Media reports also suggest that the man in custody for the shootings, Paul Ciancia, wanted to target TSA agents. Mr. Ciancia had in his duffel bag a handwritten and signed letter saying he'd "made the conscious decision to try to kill" TSA employees, and that he wanted to "instill fear in their traitorous minds," FBI Agent in Charge David Bowdich said, according to the Associated Press.
While it is unclear exactly why Ciancia disliked the TSA, various clues that have emerged since Friday point to the possibility of an antigovernment agenda connected – at least philosophically – with the Patriot movement.
In his letter, according to NBC News, Ciancia made reference to "NWO" and "fiat currency" – two ideas ubiquitous in right-wing Patriot circles. NWO presumably refers to "New World Order," the conspiracy theory that global elites are attempting to establish a single global government that would abolish all nations. Meanwhile, "fiat currency" is the theory that, by leaving the gold standard to back its currency, the United States government has essentially enslaved the American people as the collateral for all its debts.
Jared Loughner, the Tucscon, Ariz., attacker who in 2011 shot former Rep. Gabrielle Giffords and 18 others, killing six, was also fascinated by these ideas.
Other commentators have drawn further clues. J.J. McNabb of Forbes notes that Cianica refers to himself as an angry "Patriot" in his letter, and he showed up to LAX Friday in fatigues. Members of Patriot groups "dress and act like soldiers" who are at war with the American government, she writes.
And the idea of leaving a manifesto is straight from the Patriot playbook, Ms. McNabb adds. "When Timothy McVeigh bombed the Oklahoma City federal building in 1995, he carefully filled an envelope with pamphlets, articles, papers, and Founding Father quotes to explain his rationale for mass murder. When Joseph Stack flew his airplane into the Austin, Texas IRS building in 2010, he left a manifesto on his website.
Law-enforcement officials at LAX paint a portrait of a man with a clear mission. Despite having a semiautomatic rifle and, in the words of Los Angeles Mayor Eric Garcetti, enough ammunition to "have literally killed everyone in that terminal," Ciancia killed only one person – and that at point-blank range, too, authorities say: TSA officer Gerardo Hernandez.
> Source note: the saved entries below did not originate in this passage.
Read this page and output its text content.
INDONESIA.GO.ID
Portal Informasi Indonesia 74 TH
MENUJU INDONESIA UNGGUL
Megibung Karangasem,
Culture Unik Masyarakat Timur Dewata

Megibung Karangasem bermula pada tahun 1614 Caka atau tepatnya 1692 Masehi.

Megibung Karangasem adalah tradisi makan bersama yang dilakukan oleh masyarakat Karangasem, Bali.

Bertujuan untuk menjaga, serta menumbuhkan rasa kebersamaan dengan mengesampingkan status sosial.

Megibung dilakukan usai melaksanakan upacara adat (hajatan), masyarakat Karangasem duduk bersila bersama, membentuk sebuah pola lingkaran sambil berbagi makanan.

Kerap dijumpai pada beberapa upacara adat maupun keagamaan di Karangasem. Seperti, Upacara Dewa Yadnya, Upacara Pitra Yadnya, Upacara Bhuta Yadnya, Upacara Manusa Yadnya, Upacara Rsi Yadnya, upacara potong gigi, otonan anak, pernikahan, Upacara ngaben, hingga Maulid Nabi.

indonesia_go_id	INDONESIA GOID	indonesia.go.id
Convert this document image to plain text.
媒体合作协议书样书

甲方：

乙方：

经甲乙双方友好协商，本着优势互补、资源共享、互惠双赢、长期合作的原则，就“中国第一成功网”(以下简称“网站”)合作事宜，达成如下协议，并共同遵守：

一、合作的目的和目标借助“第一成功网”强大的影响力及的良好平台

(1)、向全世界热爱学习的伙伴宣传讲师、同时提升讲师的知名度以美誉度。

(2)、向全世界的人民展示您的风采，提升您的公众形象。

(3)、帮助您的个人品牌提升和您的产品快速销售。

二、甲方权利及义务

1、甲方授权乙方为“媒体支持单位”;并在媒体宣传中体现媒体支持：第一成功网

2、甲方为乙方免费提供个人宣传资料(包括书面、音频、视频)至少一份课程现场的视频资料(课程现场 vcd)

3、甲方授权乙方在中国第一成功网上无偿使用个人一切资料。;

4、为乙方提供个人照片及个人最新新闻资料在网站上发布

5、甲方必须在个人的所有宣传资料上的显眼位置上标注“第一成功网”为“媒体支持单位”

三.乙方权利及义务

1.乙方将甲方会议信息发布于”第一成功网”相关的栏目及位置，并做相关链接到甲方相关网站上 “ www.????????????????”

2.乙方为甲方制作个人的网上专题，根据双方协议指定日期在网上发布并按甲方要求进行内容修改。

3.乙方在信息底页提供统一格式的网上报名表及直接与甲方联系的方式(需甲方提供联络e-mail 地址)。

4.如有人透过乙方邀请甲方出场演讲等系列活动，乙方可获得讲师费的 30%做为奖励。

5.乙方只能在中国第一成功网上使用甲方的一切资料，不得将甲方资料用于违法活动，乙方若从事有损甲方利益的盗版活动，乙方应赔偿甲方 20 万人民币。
Other parts of Ciancia's letter raged that "the TSA treats Americans like terrorists even though all people aren't equally dangerous," according to CNN, which spoke to a US law enforcement official. The letter also mentioned Janet Napolitano, the former head of the Department of Homeland Security, which includes TSA, the official told CNN.
TSA was created to manage airport security after 9/11 and has at times come under criticism for its aggressive screening policies, with some airline passengers saying its pat-downs were so invasive as to be traumatizing. Others took issue with full-body scanners that they likened to a virtual strip search.
Ciancia has been "unresponsive" since being taken into custody after being shot four times by LAX police, the FBI's Agent Bowdich said Saturday.
But Rep. Michael McCaul (R) of Texas, chairman of the House Homeland Security Committee, told CNN's "State of the Union" Sunday that he had seen the letter and that what Ciancia "wanted to talk about was how easy it is to bring a gun into an airport and do something just like he did."